No me gustan los gritos, asustan. Ni me gustan los castigos, no enseñan nada. No me gustan los “porque sí”, ni los “porque no”, ni los “porque lo digo yo”, no hay razonamiento. No me gustan las peleas y los enfrentamientos, evitan la negociación y el diálogo. Ni me gusta la falta de respeto, sobrepasa los límites. No me gusta estar enfadada con las personas que quiero, te resta tiempo de amor.
Y, sin embargo, hay días que todo lo que me disgusta sale a la luz porque mis hijos no escuchan lo que les pido que hagan, porque aun después de habérselo repetido montones de veces, siguen ignorándome, porque según palabras textuales de mi hijo Abraham “tengo las orejas desconectadas porque alguien me ha quitado el cable que las hace funcionar”, porque cada día tardamos media hora en salir de casa desde que digo “nos vamos” hasta que salimos por la puerta, etcétera.
Por todo eso y más voy perdiendo mi infinita paciencia y me voy transformando en una madre un tanto “monstruosa”, que ha perdido las riendas de la situación y que empieza a subir el tono de voz, a quitar o esconder juguetes, a soltar amenazas camufladas, a repetirme cual disco rayado y tras comprobar que nada funciona acabar gritando como una loca o agarrando a mi hijo de un brazo para que haga lo que le he pedido de una vez.

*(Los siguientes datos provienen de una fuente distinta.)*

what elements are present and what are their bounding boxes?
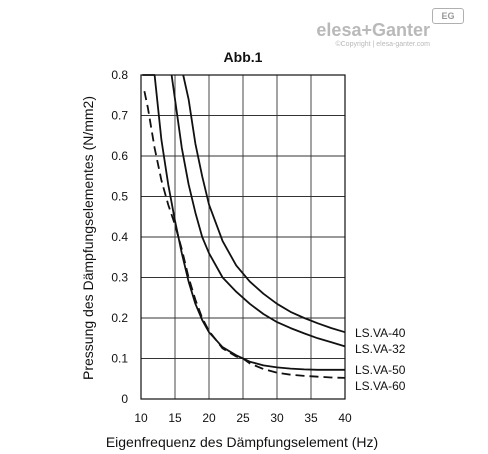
y-tick-label: 0.7	[111, 109, 128, 123]
x-axis-ticks: 10 15 20 25 30 35 40	[134, 411, 352, 425]
chart-title: Abb.1	[224, 49, 263, 65]
series-label: LS.VA-50	[355, 363, 406, 377]
series-label: LS.VA-60	[355, 379, 406, 393]
y-tick-label: 0.4	[111, 230, 128, 244]
series-line-ls-va-40	[182, 74, 346, 334]
series-label: LS.VA-40	[355, 326, 406, 340]
x-tick-label: 35	[304, 411, 318, 425]
x-tick-label: 30	[270, 411, 284, 425]
series-labels: LS.VA-40 LS.VA-32 LS.VA-50 LS.VA-60	[355, 326, 406, 393]
y-axis-ticks: 0 0.1 0.2 0.3 0.4 0.5 0.6 0.7 0.8	[111, 68, 128, 406]
y-tick-label: 0.8	[111, 68, 128, 82]
y-tick-label: 0.1	[111, 352, 128, 366]
logo-copyright: ©Copyright | elesa-ganter.com	[335, 41, 430, 48]
y-tick-label: 0.5	[111, 190, 128, 204]
logo-brand-name: elesa+Ganter	[316, 20, 430, 40]
y-tick-label: 0.6	[111, 149, 128, 163]
series-line-ls-va-50	[142, 74, 345, 371]
chart-grid	[140, 74, 346, 400]
brand-logo: EG elesa+Ganter ©Copyright | elesa-gante…	[304, 8, 464, 58]
logo-badge: EG	[432, 8, 464, 24]
x-tick-label: 10	[134, 411, 148, 425]
plot-frame	[140, 74, 346, 400]
x-tick-label: 25	[236, 411, 250, 425]
y-tick-label: 0	[121, 392, 128, 406]
x-tick-label: 15	[168, 411, 182, 425]
y-axis-label: Pressung des Dämpfungselementes (N/mm2)	[80, 96, 96, 380]
series-label: LS.VA-32	[355, 342, 406, 356]
x-axis-label: Eigenfrequenz des Dämpfungselement (Hz)	[106, 434, 378, 450]
x-tick-label: 40	[338, 411, 352, 425]
x-tick-label: 20	[202, 411, 216, 425]
y-tick-label: 0.2	[111, 311, 128, 325]
y-tick-label: 0.3	[111, 271, 128, 285]
series-line-ls-va-32	[170, 74, 346, 348]
chart-series	[142, 74, 346, 379]
series-line-ls-va-60	[143, 91, 346, 379]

Y no me siento en absoluto orgullosa de ello. Muy al contrario, incluso a veces tengo taquicardias y todo. Especialmente me repugna esta situación porque la violencia, ya sea verbal o física, no es más que un signo de impotencia. Lo reconozco, estas situaciones me bloquean, cuando he intentado de muchas maneras posibles (cívicas) que los niños realicen una tarea (recoger, ponerse los zapatos, dejar de tirar cosas al suelo, dejar de levantarse de la mesa) y ninguna ha funcionado, me desespero, me enciendo, me enfado y acabo sacándome de la manga algún tipo de comentario no exento de amenaza o chantaje y, si eso tampoco funciona, la gota colma el vaso y empiezan los gritos.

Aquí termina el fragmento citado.